Mon but du jour, ce sont les carrières de Wellin et/ou Tellin, non loin de la Vallée de la Lesse et de l'autoroute des Ardennes qui l'enjambe. Mais pour cela, il faut d'abord effacer la butte de Mont-Gauthier et la longue côte au sortir de Chevetogne, aller chercher la Lesse à Rochefort, trouver le départ du magnifique itinéraire Ravel qui file presque tout droit vers Lavaux-Ste-Anne sinon Beauraing, plus loin (ne pas se laisser distraire par l'amène cycliste de 80 ans qui vous entraîne dans sa direction en vous recommandant de voir Ciergnon!). Et enfin sortir vainqueur de la dépression de la Famenne qui, quand il fait beau, n'a rien de déprimant. Fatigant, plutôt.
Bref, quand j'aborde Wellin il est tard et je me trouve devant un dilemme: gauche ou droite?

Ayant moi-même atteint mes limites du jour, je renonce sans mal à la pénible rampe entrevue à gauche et je choisis le Fond des Vaulx, un toponyme qui sonne plus authentique et a l'avantage d'être au fond. Bien vu! Mais la carrière -énorme- étant déjà fermée, j'y reviendrai demain. En attendant, chouette surprise de la route, c'est un patro flamand, plus de cent petites et jeunes filles de Zwevegem (Courtrai), qui va m'accueillir pour la nuit sur la prairie de son campement à l'entrée de Wellin, au pied d'une belle bâtisse de pierre. Et même, en prime du gîte, m'offrir le couvert, partagé avec toute la sympathique équipe des intendants (ils disent "fourriers") du camp.
Merci à la charmante Fleur, chef de camp, à ses braves parents et aux cuistot(e)s qui font de si jolis desserts…

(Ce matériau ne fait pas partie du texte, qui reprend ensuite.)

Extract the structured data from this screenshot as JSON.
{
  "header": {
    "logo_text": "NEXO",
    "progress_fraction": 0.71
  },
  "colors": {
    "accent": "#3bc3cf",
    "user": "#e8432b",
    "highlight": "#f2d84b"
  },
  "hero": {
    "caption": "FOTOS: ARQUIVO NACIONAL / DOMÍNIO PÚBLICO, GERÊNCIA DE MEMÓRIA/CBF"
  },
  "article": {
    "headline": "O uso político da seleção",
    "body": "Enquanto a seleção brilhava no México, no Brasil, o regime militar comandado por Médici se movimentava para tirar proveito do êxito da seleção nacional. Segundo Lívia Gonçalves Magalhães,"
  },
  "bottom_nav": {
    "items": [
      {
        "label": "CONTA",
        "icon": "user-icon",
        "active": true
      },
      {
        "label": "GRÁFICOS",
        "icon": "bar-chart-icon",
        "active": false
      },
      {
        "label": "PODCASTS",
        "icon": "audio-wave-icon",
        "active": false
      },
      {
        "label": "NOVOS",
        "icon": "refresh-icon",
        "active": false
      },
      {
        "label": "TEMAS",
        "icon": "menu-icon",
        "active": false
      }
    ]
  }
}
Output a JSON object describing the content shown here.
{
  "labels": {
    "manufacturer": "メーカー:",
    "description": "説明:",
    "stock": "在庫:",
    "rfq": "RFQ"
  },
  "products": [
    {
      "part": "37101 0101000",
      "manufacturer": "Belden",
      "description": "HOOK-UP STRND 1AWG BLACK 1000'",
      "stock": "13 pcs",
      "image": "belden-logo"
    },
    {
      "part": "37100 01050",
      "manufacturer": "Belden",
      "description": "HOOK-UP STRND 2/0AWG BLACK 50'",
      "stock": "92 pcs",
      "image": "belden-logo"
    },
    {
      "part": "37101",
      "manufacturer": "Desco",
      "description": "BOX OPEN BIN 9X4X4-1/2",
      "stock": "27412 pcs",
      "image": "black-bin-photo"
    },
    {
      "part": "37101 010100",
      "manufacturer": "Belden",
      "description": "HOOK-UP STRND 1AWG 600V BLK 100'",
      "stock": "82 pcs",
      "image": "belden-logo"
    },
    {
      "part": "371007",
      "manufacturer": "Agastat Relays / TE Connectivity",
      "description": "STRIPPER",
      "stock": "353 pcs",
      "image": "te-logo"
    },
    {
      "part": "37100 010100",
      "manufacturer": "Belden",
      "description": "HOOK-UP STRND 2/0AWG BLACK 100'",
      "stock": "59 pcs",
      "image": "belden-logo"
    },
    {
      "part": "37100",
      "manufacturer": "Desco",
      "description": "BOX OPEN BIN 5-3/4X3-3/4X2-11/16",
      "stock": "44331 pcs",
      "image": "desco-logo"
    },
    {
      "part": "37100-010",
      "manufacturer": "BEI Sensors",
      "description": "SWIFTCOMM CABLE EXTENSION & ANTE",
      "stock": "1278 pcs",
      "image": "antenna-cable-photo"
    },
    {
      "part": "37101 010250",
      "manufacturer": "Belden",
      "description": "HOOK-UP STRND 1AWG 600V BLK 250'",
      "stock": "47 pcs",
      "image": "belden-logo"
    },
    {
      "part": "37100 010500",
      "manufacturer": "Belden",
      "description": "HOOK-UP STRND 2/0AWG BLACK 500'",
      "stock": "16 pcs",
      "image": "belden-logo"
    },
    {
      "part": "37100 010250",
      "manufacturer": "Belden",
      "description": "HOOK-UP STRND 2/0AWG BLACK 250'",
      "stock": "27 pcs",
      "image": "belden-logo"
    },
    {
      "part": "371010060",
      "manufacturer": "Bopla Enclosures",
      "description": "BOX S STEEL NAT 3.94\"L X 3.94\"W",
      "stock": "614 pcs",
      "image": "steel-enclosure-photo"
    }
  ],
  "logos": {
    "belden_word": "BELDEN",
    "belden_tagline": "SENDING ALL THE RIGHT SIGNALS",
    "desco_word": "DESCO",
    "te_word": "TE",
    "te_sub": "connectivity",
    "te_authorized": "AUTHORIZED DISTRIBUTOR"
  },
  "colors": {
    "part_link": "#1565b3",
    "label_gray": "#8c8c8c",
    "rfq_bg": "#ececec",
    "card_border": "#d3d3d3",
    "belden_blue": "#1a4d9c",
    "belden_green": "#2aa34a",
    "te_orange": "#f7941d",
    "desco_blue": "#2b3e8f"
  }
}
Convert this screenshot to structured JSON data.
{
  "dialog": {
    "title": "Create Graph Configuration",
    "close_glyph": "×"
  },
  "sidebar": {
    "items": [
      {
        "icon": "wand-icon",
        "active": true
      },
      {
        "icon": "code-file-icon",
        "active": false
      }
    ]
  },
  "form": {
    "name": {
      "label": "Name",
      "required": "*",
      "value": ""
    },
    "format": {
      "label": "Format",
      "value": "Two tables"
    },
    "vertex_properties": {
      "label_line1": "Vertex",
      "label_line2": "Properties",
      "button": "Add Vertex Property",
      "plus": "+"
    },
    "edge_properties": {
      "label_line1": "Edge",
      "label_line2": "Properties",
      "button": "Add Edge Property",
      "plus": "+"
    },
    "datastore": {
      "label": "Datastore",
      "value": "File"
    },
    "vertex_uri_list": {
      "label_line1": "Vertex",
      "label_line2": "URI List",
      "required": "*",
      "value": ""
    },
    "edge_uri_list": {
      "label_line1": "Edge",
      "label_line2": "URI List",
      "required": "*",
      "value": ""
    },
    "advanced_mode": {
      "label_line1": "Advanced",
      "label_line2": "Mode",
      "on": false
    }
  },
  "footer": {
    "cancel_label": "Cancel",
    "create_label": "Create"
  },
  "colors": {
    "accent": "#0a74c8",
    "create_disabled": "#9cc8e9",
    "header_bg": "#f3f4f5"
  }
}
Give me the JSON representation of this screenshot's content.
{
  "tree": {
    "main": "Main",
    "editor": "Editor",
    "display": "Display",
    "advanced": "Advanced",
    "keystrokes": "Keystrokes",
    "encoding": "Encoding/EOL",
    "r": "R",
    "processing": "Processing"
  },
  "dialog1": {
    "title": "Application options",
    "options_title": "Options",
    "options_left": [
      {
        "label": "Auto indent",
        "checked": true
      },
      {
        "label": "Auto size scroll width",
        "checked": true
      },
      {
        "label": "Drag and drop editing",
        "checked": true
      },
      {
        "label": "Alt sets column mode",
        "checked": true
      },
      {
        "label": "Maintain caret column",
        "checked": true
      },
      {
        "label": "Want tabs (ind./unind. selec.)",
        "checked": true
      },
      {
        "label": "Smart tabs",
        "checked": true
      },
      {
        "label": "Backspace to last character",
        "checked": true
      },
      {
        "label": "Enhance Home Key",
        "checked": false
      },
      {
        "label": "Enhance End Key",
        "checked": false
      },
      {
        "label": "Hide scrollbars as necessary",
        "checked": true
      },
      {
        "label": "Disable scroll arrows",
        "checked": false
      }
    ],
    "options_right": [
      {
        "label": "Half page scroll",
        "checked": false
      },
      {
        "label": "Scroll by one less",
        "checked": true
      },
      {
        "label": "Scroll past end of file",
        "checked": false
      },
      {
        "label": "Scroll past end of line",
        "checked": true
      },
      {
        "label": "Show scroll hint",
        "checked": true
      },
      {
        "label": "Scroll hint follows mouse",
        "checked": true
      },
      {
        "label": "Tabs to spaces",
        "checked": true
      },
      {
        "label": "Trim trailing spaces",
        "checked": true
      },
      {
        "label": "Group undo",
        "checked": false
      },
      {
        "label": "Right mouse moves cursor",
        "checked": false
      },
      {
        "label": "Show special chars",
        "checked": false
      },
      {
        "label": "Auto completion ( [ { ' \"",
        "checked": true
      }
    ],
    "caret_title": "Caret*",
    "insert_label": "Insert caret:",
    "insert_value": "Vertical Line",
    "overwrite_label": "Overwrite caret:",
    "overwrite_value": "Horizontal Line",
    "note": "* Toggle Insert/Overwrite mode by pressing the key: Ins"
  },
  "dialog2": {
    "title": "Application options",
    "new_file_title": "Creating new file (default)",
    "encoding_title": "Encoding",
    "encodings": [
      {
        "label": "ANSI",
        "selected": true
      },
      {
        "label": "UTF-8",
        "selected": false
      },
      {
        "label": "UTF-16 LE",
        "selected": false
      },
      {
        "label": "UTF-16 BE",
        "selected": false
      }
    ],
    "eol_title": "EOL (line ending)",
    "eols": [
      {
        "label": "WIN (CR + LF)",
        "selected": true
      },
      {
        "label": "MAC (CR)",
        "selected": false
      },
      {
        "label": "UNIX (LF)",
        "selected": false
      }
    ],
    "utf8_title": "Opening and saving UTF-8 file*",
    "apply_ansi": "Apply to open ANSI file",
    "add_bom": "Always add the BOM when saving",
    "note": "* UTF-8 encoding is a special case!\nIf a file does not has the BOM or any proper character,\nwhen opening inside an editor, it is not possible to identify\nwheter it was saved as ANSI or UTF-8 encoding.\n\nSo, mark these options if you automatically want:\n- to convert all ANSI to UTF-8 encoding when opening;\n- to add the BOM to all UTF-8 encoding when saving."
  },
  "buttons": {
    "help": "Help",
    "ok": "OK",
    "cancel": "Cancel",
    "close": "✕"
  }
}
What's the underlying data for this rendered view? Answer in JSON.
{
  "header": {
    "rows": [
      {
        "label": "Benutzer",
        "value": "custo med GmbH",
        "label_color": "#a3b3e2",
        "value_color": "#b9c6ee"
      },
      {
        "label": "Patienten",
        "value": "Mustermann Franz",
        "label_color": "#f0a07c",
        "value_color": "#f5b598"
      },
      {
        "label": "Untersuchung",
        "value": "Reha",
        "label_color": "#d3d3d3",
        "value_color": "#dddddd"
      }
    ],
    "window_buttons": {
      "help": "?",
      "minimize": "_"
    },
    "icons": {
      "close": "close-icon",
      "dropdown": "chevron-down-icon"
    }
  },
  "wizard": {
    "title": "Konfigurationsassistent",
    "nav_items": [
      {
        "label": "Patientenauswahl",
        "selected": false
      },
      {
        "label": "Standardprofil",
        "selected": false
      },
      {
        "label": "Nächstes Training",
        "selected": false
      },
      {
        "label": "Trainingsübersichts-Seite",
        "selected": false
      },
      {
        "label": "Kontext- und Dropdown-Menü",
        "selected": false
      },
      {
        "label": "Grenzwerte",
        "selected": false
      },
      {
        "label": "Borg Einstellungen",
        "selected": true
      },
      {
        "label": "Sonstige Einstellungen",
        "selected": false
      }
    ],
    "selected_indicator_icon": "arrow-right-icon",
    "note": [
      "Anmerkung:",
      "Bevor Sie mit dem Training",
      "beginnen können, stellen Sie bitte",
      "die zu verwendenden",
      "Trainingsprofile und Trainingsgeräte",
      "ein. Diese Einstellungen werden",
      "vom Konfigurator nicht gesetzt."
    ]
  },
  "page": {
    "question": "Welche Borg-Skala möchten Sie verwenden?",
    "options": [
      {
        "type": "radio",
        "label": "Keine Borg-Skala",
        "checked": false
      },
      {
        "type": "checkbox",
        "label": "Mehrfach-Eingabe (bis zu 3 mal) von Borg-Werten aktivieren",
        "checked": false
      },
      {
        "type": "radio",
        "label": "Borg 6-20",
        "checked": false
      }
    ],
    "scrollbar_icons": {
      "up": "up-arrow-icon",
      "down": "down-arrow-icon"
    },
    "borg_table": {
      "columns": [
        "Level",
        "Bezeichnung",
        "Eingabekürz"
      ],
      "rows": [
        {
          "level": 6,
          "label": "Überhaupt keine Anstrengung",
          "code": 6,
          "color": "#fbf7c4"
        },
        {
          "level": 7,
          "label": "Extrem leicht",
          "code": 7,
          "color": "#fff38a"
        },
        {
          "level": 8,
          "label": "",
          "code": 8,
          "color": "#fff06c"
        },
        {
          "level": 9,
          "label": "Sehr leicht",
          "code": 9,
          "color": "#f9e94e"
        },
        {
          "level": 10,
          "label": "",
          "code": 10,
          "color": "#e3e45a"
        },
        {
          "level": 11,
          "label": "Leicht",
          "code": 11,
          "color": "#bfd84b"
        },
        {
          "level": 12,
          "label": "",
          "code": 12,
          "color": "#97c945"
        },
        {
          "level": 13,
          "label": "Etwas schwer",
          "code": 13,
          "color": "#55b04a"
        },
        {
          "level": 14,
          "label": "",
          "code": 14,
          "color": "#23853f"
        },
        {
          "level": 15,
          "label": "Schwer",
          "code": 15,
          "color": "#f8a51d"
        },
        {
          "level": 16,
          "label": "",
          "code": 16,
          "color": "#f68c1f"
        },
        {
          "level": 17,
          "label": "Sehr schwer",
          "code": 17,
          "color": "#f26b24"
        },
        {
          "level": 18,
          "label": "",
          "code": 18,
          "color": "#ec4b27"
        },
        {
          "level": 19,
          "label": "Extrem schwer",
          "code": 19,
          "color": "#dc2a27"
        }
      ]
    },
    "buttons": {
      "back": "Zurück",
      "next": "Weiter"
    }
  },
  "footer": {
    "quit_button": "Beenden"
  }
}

Le lendemain, mercredi 18, grâce à l'amabilité de l'équipe de garde de CFV et du "Capitaine Crochet" - qui se reconnaîtra dans ce surnom! - je passerai près de deux heures à explorer et filmer en tout sens et en toute quiétude la longiligne carrière du Fond des Vaulx, où la pierre calcaire est vouée au concassage, sort moins glorieux mais tout aussi utile que la pierre de taille.
Et puis, au hasard d'une strate ou d'une veine, on peut toujours y trouver un beau fossile, voire un petit joyau comme cette précieuse incrustation d'un beau mauve… Dommage que je ne puisse pas m'éterniser.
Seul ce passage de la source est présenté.